After The Mare had breakfast and her stall was cleaned (into the trash can – by far one of the strangest things I’ve done), we started to scope everything out. We had a prime stall location – right near a spigot for easy bucket filling, right by a bathroom, across the barn row from the arenas we needed to be in, and surrounded by a fantastic group of exhibitors – several dressage riders and several hunter riders.
Further up towards the main coliseum, we ogled at the elaborate stall set-ups that the bigger barns had, browsed the shopping, and located our arenas.
We couldn’t school until showing was completed for the day, so we waited around and chatted with our dressage friends, and took The Mare on a walk around the grounds, until I could ride. I learned quickly that The Mare is very unsettled by the park horses and their high-stepping noises, as well as the carriages – but other than that, she took everything in her normal, non-plussed fashion.

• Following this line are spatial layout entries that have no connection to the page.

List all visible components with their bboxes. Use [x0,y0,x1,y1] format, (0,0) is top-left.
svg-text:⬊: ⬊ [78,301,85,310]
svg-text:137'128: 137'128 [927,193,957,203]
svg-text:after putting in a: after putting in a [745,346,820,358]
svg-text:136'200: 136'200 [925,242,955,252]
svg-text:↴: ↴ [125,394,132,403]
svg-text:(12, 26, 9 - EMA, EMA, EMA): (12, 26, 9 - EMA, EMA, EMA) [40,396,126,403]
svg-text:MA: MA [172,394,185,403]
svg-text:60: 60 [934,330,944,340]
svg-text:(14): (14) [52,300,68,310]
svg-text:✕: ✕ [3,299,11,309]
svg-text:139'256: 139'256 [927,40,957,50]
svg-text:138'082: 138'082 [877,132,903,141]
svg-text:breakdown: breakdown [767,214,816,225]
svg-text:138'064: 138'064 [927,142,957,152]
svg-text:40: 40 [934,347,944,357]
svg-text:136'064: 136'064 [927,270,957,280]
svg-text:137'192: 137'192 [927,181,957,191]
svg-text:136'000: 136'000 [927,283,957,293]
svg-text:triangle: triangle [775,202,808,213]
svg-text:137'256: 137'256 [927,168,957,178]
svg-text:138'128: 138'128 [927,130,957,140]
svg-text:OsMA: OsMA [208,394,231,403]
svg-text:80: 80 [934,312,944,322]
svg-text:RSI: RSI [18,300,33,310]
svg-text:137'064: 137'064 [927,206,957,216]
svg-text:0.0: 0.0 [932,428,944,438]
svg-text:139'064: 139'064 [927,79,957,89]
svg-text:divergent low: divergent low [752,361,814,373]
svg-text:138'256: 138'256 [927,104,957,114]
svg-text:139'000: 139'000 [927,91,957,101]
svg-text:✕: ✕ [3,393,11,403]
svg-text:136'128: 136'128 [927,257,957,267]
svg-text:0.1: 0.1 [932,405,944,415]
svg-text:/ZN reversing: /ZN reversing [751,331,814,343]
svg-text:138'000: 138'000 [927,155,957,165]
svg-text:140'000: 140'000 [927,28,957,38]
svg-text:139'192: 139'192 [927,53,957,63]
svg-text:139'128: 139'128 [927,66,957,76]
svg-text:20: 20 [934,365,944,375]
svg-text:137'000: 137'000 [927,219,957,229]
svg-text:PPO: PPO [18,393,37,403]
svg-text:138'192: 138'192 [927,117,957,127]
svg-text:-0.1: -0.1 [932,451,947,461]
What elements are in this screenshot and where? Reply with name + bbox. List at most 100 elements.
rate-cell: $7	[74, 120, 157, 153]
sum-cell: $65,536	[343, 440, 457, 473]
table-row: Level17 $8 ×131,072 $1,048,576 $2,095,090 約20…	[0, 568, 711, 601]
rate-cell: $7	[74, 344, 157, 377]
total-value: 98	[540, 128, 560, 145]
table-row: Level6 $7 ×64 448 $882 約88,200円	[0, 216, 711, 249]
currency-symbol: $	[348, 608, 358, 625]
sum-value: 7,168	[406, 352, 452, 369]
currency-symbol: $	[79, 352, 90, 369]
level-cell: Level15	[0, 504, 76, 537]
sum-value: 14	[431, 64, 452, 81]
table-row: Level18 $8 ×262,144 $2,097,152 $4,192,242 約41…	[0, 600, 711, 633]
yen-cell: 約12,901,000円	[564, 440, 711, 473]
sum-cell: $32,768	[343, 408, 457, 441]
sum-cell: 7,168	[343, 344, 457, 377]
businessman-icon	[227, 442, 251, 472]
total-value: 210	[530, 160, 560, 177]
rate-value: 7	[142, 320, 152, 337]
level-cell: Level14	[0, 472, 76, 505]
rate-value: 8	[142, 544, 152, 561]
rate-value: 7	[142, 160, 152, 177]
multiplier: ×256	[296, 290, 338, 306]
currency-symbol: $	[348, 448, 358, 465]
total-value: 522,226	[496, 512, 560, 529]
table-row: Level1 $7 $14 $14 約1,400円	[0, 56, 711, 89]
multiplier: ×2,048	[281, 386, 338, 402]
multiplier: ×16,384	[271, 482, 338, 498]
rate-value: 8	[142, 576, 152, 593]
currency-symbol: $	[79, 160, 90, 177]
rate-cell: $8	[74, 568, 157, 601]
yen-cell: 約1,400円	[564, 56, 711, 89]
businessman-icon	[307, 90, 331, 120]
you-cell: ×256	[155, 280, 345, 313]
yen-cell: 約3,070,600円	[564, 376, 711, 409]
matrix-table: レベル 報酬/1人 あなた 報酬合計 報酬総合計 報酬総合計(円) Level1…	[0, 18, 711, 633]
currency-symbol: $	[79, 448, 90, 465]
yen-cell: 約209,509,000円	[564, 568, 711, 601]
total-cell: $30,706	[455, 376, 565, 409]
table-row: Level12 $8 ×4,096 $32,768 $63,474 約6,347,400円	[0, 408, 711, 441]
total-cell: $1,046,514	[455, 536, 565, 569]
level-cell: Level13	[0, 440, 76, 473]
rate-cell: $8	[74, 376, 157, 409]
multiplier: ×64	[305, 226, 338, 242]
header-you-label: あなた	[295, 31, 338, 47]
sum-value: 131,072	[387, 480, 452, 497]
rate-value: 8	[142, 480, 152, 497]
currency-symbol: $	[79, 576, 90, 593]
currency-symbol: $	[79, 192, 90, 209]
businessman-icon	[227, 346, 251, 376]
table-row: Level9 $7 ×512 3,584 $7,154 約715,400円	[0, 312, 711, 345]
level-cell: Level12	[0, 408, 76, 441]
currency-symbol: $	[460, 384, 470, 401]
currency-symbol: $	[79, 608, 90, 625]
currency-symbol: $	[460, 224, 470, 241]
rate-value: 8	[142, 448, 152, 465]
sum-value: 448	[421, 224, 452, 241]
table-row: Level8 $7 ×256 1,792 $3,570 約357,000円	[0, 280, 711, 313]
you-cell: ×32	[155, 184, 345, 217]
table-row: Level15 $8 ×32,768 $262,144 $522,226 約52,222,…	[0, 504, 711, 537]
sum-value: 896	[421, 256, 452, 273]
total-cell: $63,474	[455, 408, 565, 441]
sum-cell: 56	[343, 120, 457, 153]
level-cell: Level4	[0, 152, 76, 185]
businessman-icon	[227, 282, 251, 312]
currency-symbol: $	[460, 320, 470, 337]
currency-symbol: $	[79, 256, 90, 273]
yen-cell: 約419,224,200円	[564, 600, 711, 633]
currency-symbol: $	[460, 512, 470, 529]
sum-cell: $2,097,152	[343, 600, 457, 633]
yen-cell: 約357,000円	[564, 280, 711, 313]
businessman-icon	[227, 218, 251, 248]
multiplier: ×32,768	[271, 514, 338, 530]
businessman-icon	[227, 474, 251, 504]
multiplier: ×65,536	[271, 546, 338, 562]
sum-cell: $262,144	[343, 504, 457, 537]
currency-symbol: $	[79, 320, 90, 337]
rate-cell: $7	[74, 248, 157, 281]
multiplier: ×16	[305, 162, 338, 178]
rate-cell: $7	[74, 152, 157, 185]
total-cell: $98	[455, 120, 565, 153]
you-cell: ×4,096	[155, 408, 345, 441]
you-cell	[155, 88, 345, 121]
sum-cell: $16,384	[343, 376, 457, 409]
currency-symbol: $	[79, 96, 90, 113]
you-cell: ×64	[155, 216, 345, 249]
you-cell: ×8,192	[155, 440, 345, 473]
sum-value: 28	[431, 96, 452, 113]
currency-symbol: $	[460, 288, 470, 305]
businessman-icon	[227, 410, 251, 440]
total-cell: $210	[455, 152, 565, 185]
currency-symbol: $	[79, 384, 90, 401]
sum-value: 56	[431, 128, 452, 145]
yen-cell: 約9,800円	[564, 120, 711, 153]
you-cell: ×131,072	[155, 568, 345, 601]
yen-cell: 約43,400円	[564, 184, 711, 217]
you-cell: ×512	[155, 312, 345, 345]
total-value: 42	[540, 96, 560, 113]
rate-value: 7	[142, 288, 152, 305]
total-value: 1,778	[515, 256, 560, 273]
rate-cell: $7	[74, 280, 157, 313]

One of the coolest parts of this show was seeing the absolute diversity of the breed across the disciplines. One of the dressage ladies across from us had her Morgan stallions, one of them 28 years old, and one of them 13.3 hands, both very stoutly-built and old-typey. Down the aisle was an easily 16 hand, refined, long-legged hunter that I would’ve snatched in a heartbeat. The western Morgans, compact but still so active in their strides; the beautifully matched four-in-hand carriage teams; the little driving ponies; the big saddleseat Morgans; the roadsters barreling down the rail in their road trot…a little bit of everything.
And here was my little mare, here to show what she could do against some of the nicest-looking Morgans I’d ever seen.
I was expecting her to be pretty fiery given her long trip out and a new location. She was a little forward, but so responsive and she felt amazing. We had a local eventer
who offers PEMF treatments come up the Wednesday before we left to work on The Mare, and I could definitely feel the difference through her back and hind end engagement. I could not have been happier with how she schooled. It had warmed up just enough that I was able to get her a bath, and found a spot of grass to let her graze and decompress while she dried.
We put her away for the evening and I was devising a plan for the first class the following day. The hunter/jumper ring wasn’t going to start until 7 PM, so we’d have most of the day for last minute things like tack cleaning. I figured I’d spend Monday hand-grazing and walking, scrubbing tack, polishing boots, and studying – since the day after we were returning from OKC I would have 2 final exams.
The first ride in Oklahoma was in the books and it was a bit out-of-body, but it really just felt right. I was nervous, but not quite as petrified as I thought I was going to be. I was looking forward to our first class of the show, and knew The Mare was going to be ready for whatever was put in front of her.